濃いめの玉露が染み渡り、瑠衣の高ぶっていた気持ちを落ち着かせてくれる。
「で? あなたに勝ち目はあるんですの?」
「全くないですね。本気の兄様に勝つなんてとんでもない話ですよ。作戦らしい作戦も何にも浮かびません。例え試合に負けても勝負に勝てるといいんですけど。」
「何ですのそれ? 負けは負けなのではないんですの?」
「試合に負けても勝負に勝つ。つまり、翔様に負けたとしても、瑠衣様の願いが聞き入れられる状況ですね。瑠衣様の力量が翔様に認められれば可能かもしれません。」
「どちらにしても、厳しそうね。」
萌生の説明に、明日花は苦い顔をした。
「とりあえず、今から明日丸1日、萌生には暇を出しますわ。」
「明日花様、よろしいのですか?」
「よろしいも何も、あなた瑠衣につきあうつもりでしょう? それから瑠衣、今日は泊まって行くといいですわ。
「そんな、城内なんて・・・私はここで野営で大丈夫です。」
「そんな事して何かあったら、今度こそ私殺されますわ。私たちの為にも、ちゃんと部屋で寝休んでもらいますわ。」
「・・・そうさせていただきます。」
素直に頷いた瑠衣に満足した明日花は、お茶菓子をポンっと口に入れ、「あら、これ美味しいですわ」と微笑んだ。その顔につられて、思わず瑠衣も笑顔になる。

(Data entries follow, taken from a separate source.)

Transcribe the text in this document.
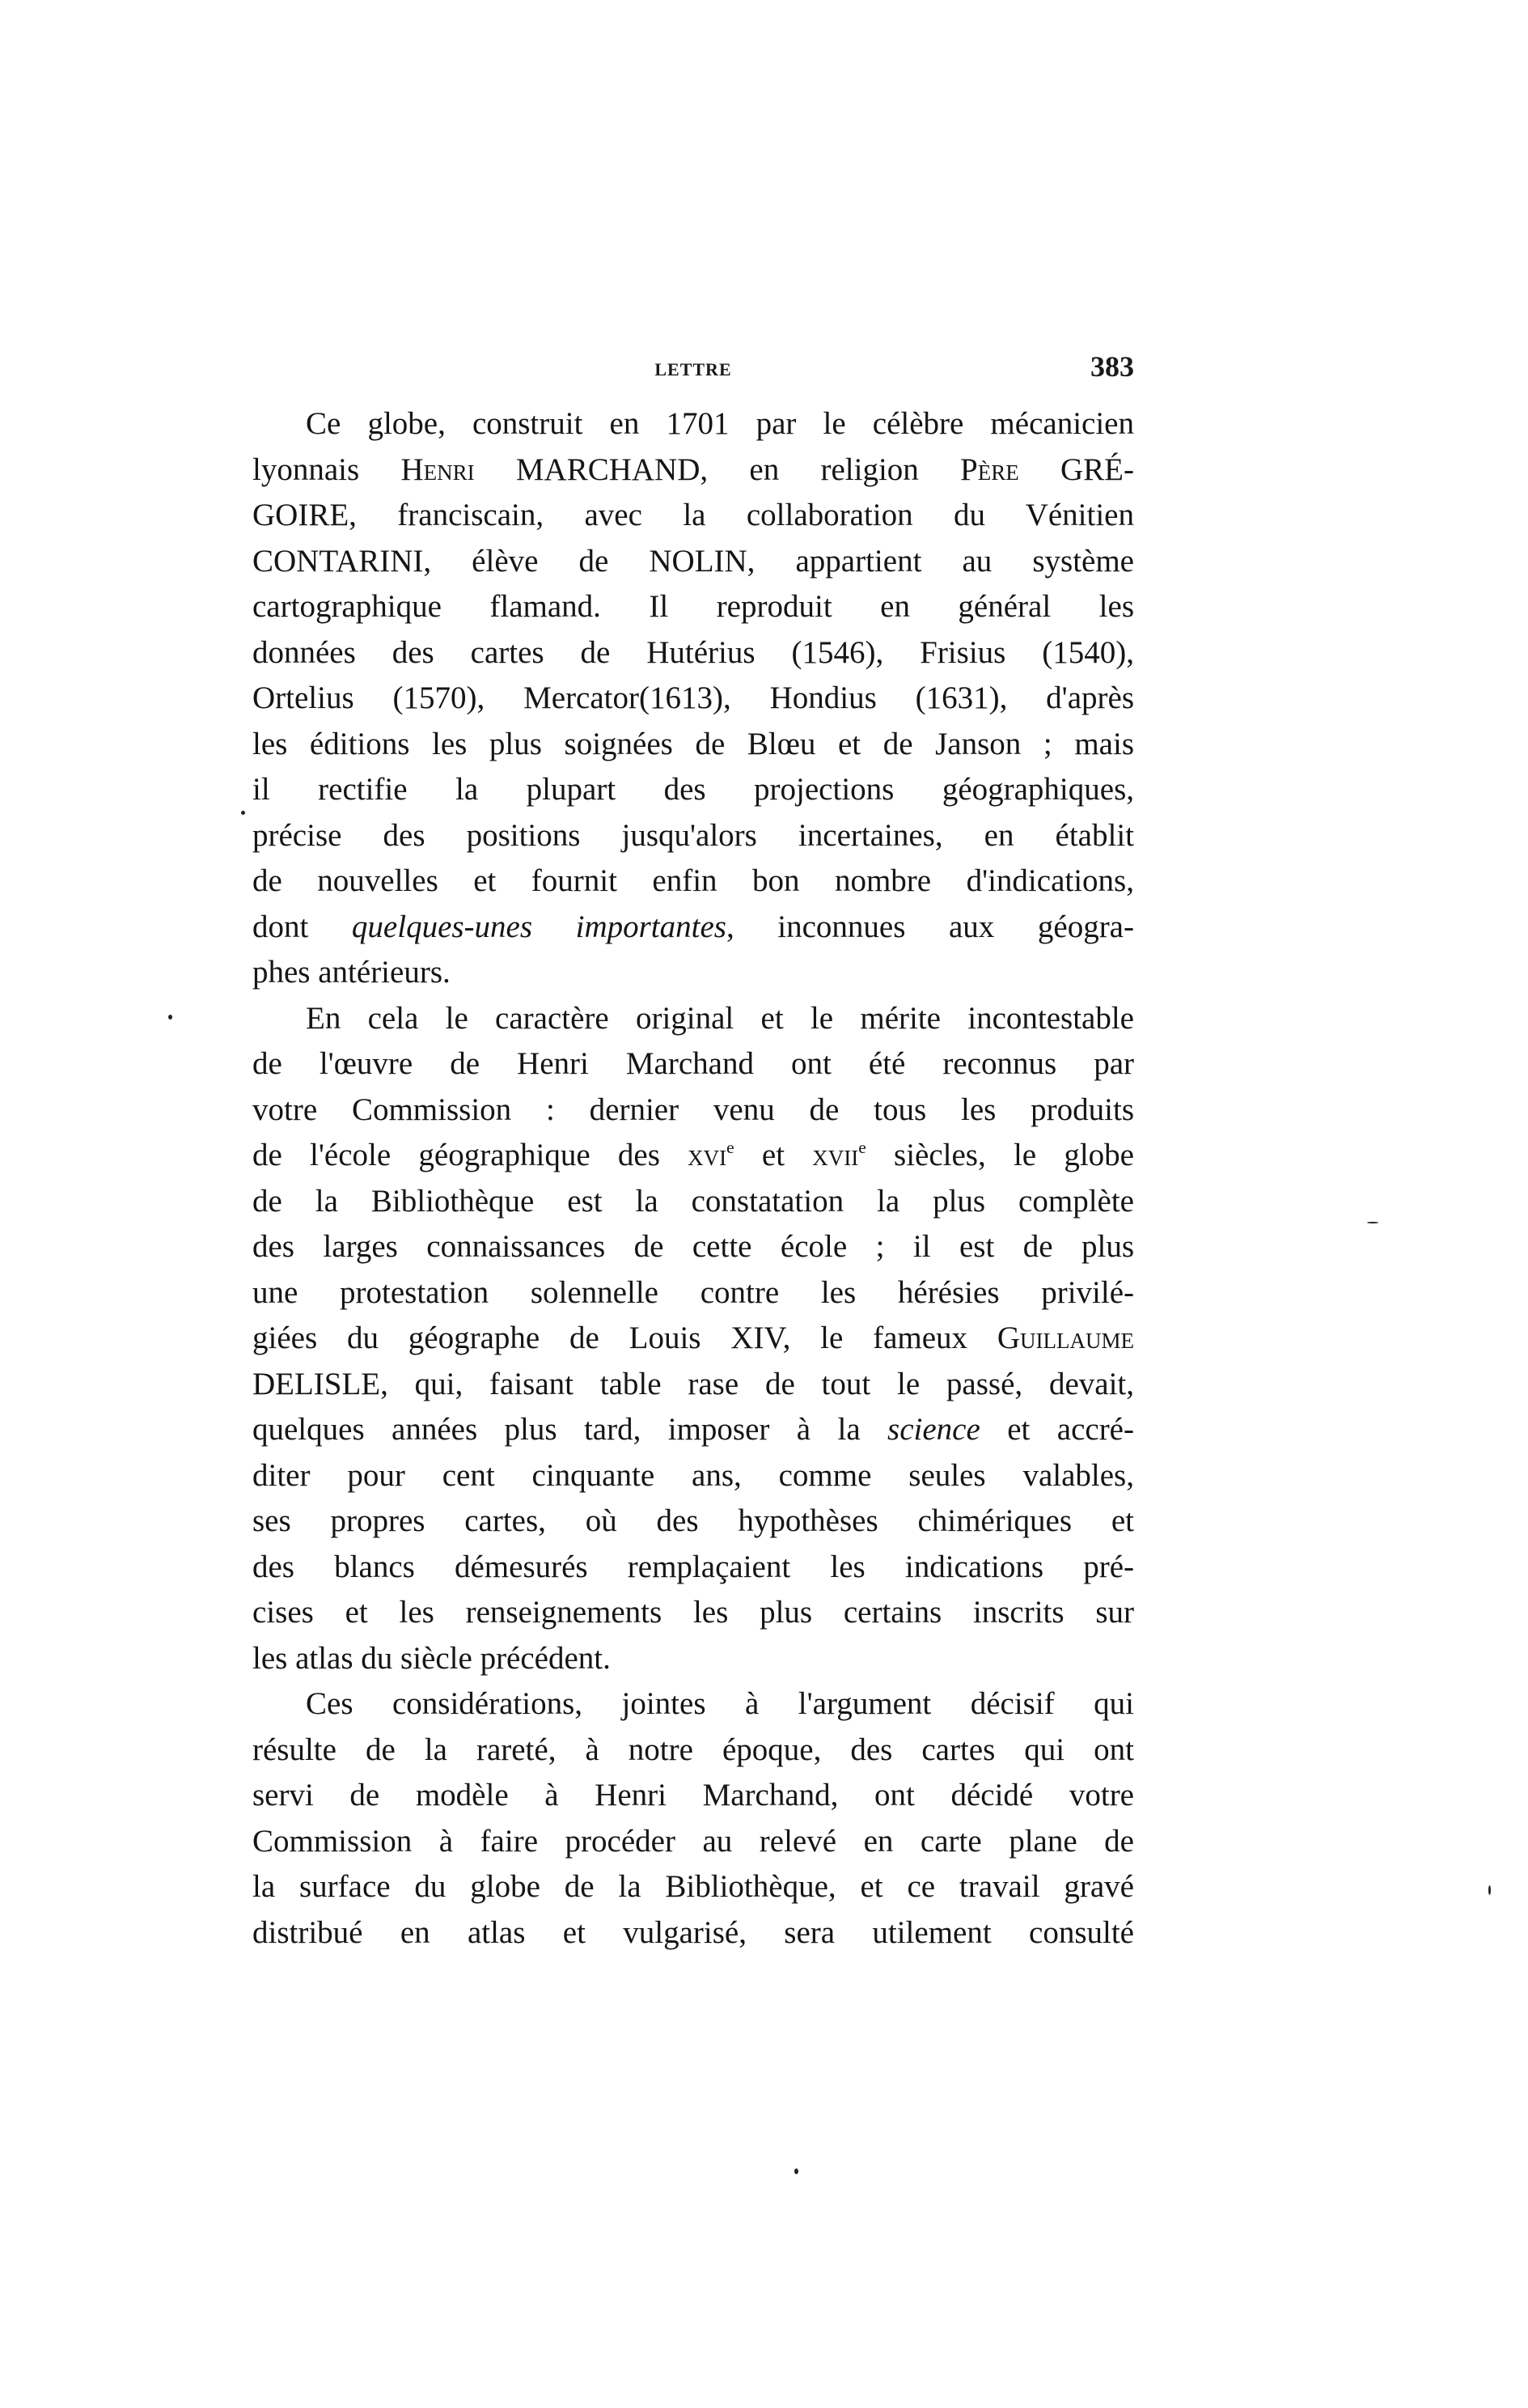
LETTRE	383
Ce globe, construit en 1701 par le célèbre mécanicien
lyonnais Henri MARCHAND, en religion Père GRÉ-
GOIRE, franciscain, avec la collaboration du Vénitien
CONTARINI, élève de NOLIN, appartient au système
cartographique flamand. Il reproduit en général les
données des cartes de Hutérius (1546), Frisius (1540),
Ortelius (1570), Mercator(1613), Hondius (1631), d'après
les éditions les plus soignées de Blœu et de Janson ; mais
il rectifie la plupart des projections géographiques,
précise des positions jusqu'alors incertaines, en établit
de nouvelles et fournit enfin bon nombre d'indications,
dont quelques-unes importantes, inconnues aux géogra-
phes antérieurs.
En cela le caractère original et le mérite incontestable
de l'œuvre de Henri Marchand ont été reconnus par
votre Commission : dernier venu de tous les produits
de l'école géographique des xvi$^e$ et xvii$^e$ siècles, le globe
de la Bibliothèque est la constatation la plus complète
des larges connaissances de cette école ; il est de plus
une protestation solennelle contre les hérésies privilé-
giées du géographe de Louis XIV, le fameux Guillaume
DELISLE, qui, faisant table rase de tout le passé, devait,
quelques années plus tard, imposer à la science et accré-
diter pour cent cinquante ans, comme seules valables,
ses propres cartes, où des hypothèses chimériques et
des blancs démesurés remplaçaient les indications pré-
cises et les renseignements les plus certains inscrits sur
les atlas du siècle précédent.
Ces considérations, jointes à l'argument décisif qui
résulte de la rareté, à notre époque, des cartes qui ont
servi de modèle à Henri Marchand, ont décidé votre
Commission à faire procéder au relevé en carte plane de
la surface du globe de la Bibliothèque, et ce travail gravé
distribué en atlas et vulgarisé, sera utilement consulté
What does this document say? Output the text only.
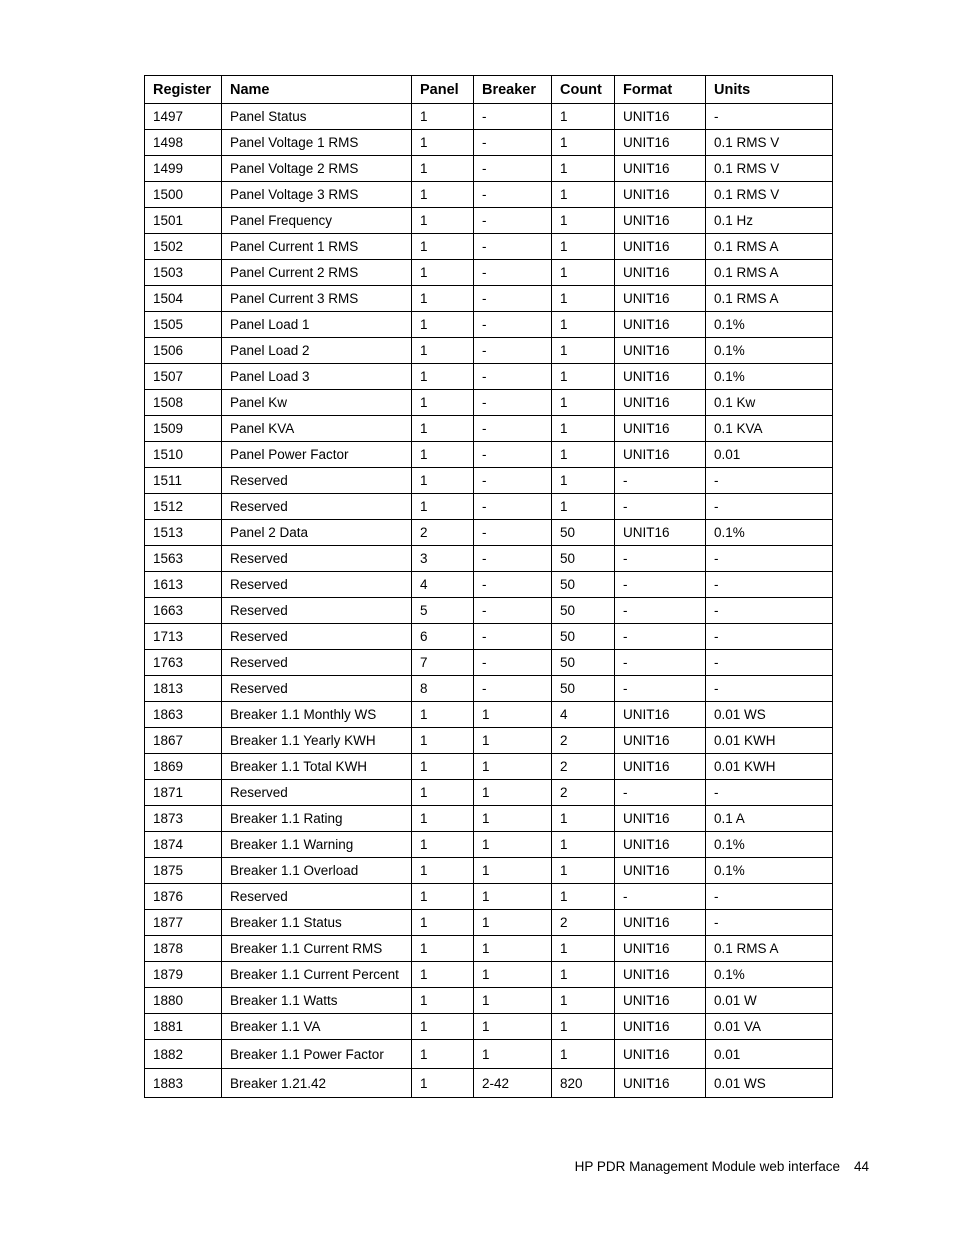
Register	Name	Panel	Breaker	Count	Format	Units
1497	Panel Status	1	-	1	UNIT16	-
1498	Panel Voltage 1 RMS	1	-	1	UNIT16	0.1 RMS V
1499	Panel Voltage 2 RMS	1	-	1	UNIT16	0.1 RMS V
1500	Panel Voltage 3 RMS	1	-	1	UNIT16	0.1 RMS V
1501	Panel Frequency	1	-	1	UNIT16	0.1 Hz
1502	Panel Current 1 RMS	1	-	1	UNIT16	0.1 RMS A
1503	Panel Current 2 RMS	1	-	1	UNIT16	0.1 RMS A
1504	Panel Current 3 RMS	1	-	1	UNIT16	0.1 RMS A
1505	Panel Load 1	1	-	1	UNIT16	0.1%
1506	Panel Load 2	1	-	1	UNIT16	0.1%
1507	Panel Load 3	1	-	1	UNIT16	0.1%
1508	Panel Kw	1	-	1	UNIT16	0.1 Kw
1509	Panel KVA	1	-	1	UNIT16	0.1 KVA
1510	Panel Power Factor	1	-	1	UNIT16	0.01
1511	Reserved	1	-	1	-	-
1512	Reserved	1	-	1	-	-
1513	Panel 2 Data	2	-	50	UNIT16	0.1%
1563	Reserved	3	-	50	-	-
1613	Reserved	4	-	50	-	-
1663	Reserved	5	-	50	-	-
1713	Reserved	6	-	50	-	-
1763	Reserved	7	-	50	-	-
1813	Reserved	8	-	50	-	-
1863	Breaker 1.1 Monthly WS	1	1	4	UNIT16	0.01 WS
1867	Breaker 1.1 Yearly KWH	1	1	2	UNIT16	0.01 KWH
1869	Breaker 1.1 Total KWH	1	1	2	UNIT16	0.01 KWH
1871	Reserved	1	1	2	-	-
1873	Breaker 1.1 Rating	1	1	1	UNIT16	0.1 A
1874	Breaker 1.1 Warning	1	1	1	UNIT16	0.1%
1875	Breaker 1.1 Overload	1	1	1	UNIT16	0.1%
1876	Reserved	1	1	1	-	-
1877	Breaker 1.1 Status	1	1	2	UNIT16	-
1878	Breaker 1.1 Current RMS	1	1	1	UNIT16	0.1 RMS A
1879	Breaker 1.1 Current Percent	1	1	1	UNIT16	0.1%
1880	Breaker 1.1 Watts	1	1	1	UNIT16	0.01 W
1881	Breaker 1.1 VA	1	1	1	UNIT16	0.01 VA
1882	Breaker 1.1 Power Factor	1	1	1	UNIT16	0.01
1883	Breaker 1.21.42	1	2-42	820	UNIT16	0.01 WS
HP PDR Management Module web interface 44
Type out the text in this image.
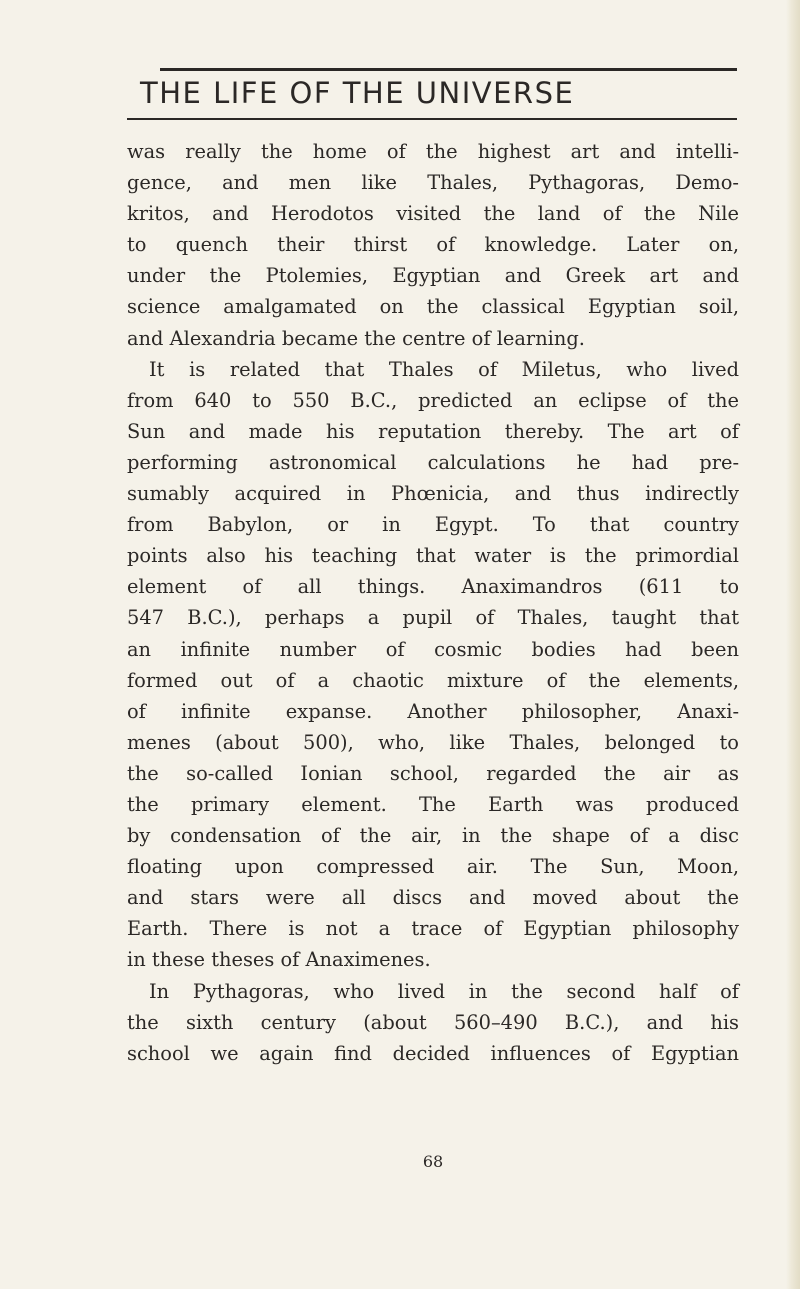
THE LIFE OF THE UNIVERSE
was really the home of the highest art and intelli-
gence, and men like Thales, Pythagoras, Demo-
kritos, and Herodotos visited the land of the Nile
to quench their thirst of knowledge. Later on,
under the Ptolemies, Egyptian and Greek art and
science amalgamated on the classical Egyptian soil,
and Alexandria became the centre of learning.
It is related that Thales of Miletus, who lived
from 640 to 550 B.C., predicted an eclipse of the
Sun and made his reputation thereby. The art of
performing astronomical calculations he had pre-
sumably acquired in Phœnicia, and thus indirectly
from Babylon, or in Egypt. To that country
points also his teaching that water is the primordial
element of all things. Anaximandros (611 to
547 B.C.), perhaps a pupil of Thales, taught that
an infinite number of cosmic bodies had been
formed out of a chaotic mixture of the elements,
of infinite expanse. Another philosopher, Anaxi-
menes (about 500), who, like Thales, belonged to
the so-called Ionian school, regarded the air as
the primary element. The Earth was produced
by condensation of the air, in the shape of a disc
floating upon compressed air. The Sun, Moon,
and stars were all discs and moved about the
Earth. There is not a trace of Egyptian philosophy
in these theses of Anaximenes.
In Pythagoras, who lived in the second half of
the sixth century (about 560–490 B.C.), and his
school we again find decided influences of Egyptian
68
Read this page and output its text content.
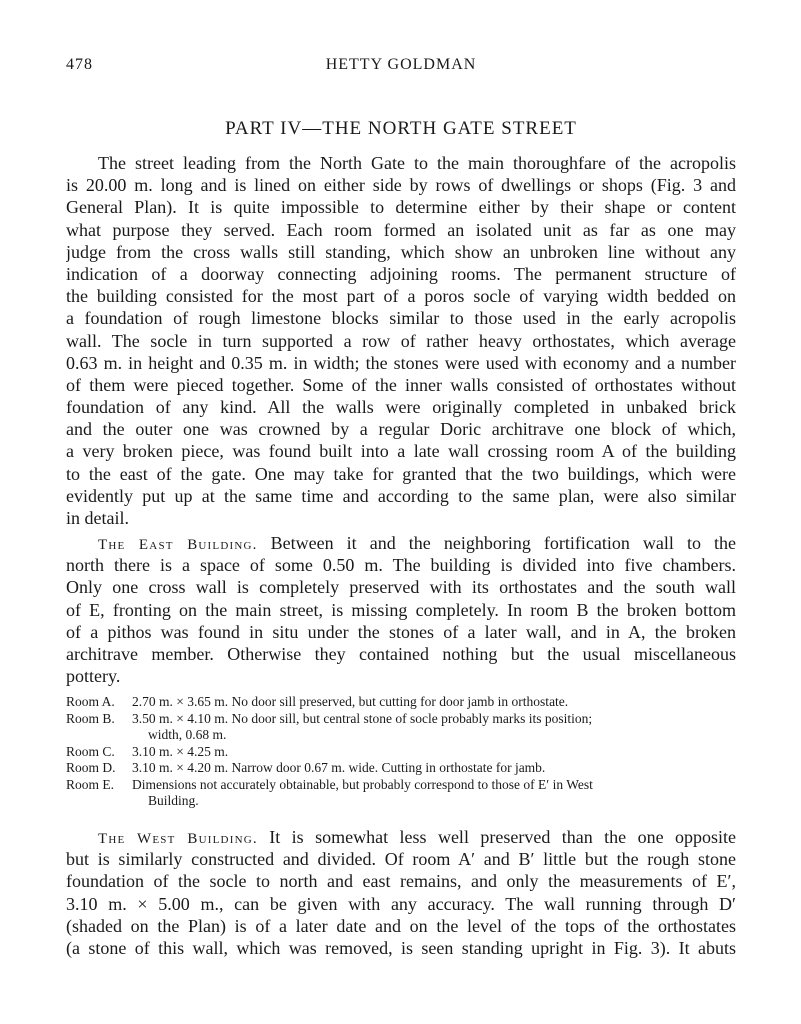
478	HETTY GOLDMAN
PART IV—THE NORTH GATE STREET
The street leading from the North Gate to the main thoroughfare of the acropolis
is 20.00 m. long and is lined on either side by rows of dwellings or shops (Fig. 3 and
General Plan). It is quite impossible to determine either by their shape or content
what purpose they served. Each room formed an isolated unit as far as one may
judge from the cross walls still standing, which show an unbroken line without any
indication of a doorway connecting adjoining rooms. The permanent structure of
the building consisted for the most part of a poros socle of varying width bedded on
a foundation of rough limestone blocks similar to those used in the early acropolis
wall. The socle in turn supported a row of rather heavy orthostates, which average
0.63 m. in height and 0.35 m. in width; the stones were used with economy and a number
of them were pieced together. Some of the inner walls consisted of orthostates without
foundation of any kind. All the walls were originally completed in unbaked brick
and the outer one was crowned by a regular Doric architrave one block of which,
a very broken piece, was found built into a late wall crossing room A of the building
to the east of the gate. One may take for granted that the two buildings, which were
evidently put up at the same time and according to the same plan, were also similar
in detail.
The East Building. Between it and the neighboring fortification wall to the
north there is a space of some 0.50 m. The building is divided into five chambers.
Only one cross wall is completely preserved with its orthostates and the south wall
of E, fronting on the main street, is missing completely. In room B the broken bottom
of a pithos was found in situ under the stones of a later wall, and in A, the broken
architrave member. Otherwise they contained nothing but the usual miscellaneous
pottery.
Room A.	2.70 m. × 3.65 m. No door sill preserved, but cutting for door jamb in orthostate.
Room B.	3.50 m. × 4.10 m. No door sill, but central stone of socle probably marks its position;
width, 0.68 m.
Room C.	3.10 m. × 4.25 m.
Room D.	3.10 m. × 4.20 m. Narrow door 0.67 m. wide. Cutting in orthostate for jamb.
Room E.	Dimensions not accurately obtainable, but probably correspond to those of E′ in West
Building.
The West Building. It is somewhat less well preserved than the one opposite
but is similarly constructed and divided. Of room A′ and B′ little but the rough stone
foundation of the socle to north and east remains, and only the measurements of E′,
3.10 m. × 5.00 m., can be given with any accuracy. The wall running through D′
(shaded on the Plan) is of a later date and on the level of the tops of the orthostates
(a stone of this wall, which was removed, is seen standing upright in Fig. 3). It abuts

「瑠衣はそうやって、笑ってた方が可愛いですわ。さっきは、ちょっと
「え? 私そんなに怖い顔してました?」
「えぇ。兄妹はやっぱり似るものなんだなって感じましたわ。でも少し羨ましい気も。信頼関係があるからこそ、全力でぶつかれる。・・・素敵な関係ですわ。」
はにかむ明日花。そんな明日花を萌生が切なそうに見つめつつ、「私も感じました。」と明日花に続ける。
「私には詳しい事情はわかりかねますが、お二人には同じ想いがあるよう感じました。」
「お互いに引かないって意地ですか?」
「いえ、もっと根本にある想いです。お互いを大切に想い合う心というか・・・お互いが大切だからこそ、絶対に譲れない。そういうものが見えたからこそ、史郎様も間に入られたのではありませんか?」
その言葉に、瑠衣は見えていなかった翔や史郎の気持ちに触れる。あらためて、協力を申し出た明日花や萌生の想いをかみしめる。
「なら、やっぱり負けるわけにはいきませんね!」
瑠衣の心に闘志が宿る。
不敵に笑うその顔を見て、明日花と萌生は顔を見合わせ、そっと微笑むのだった。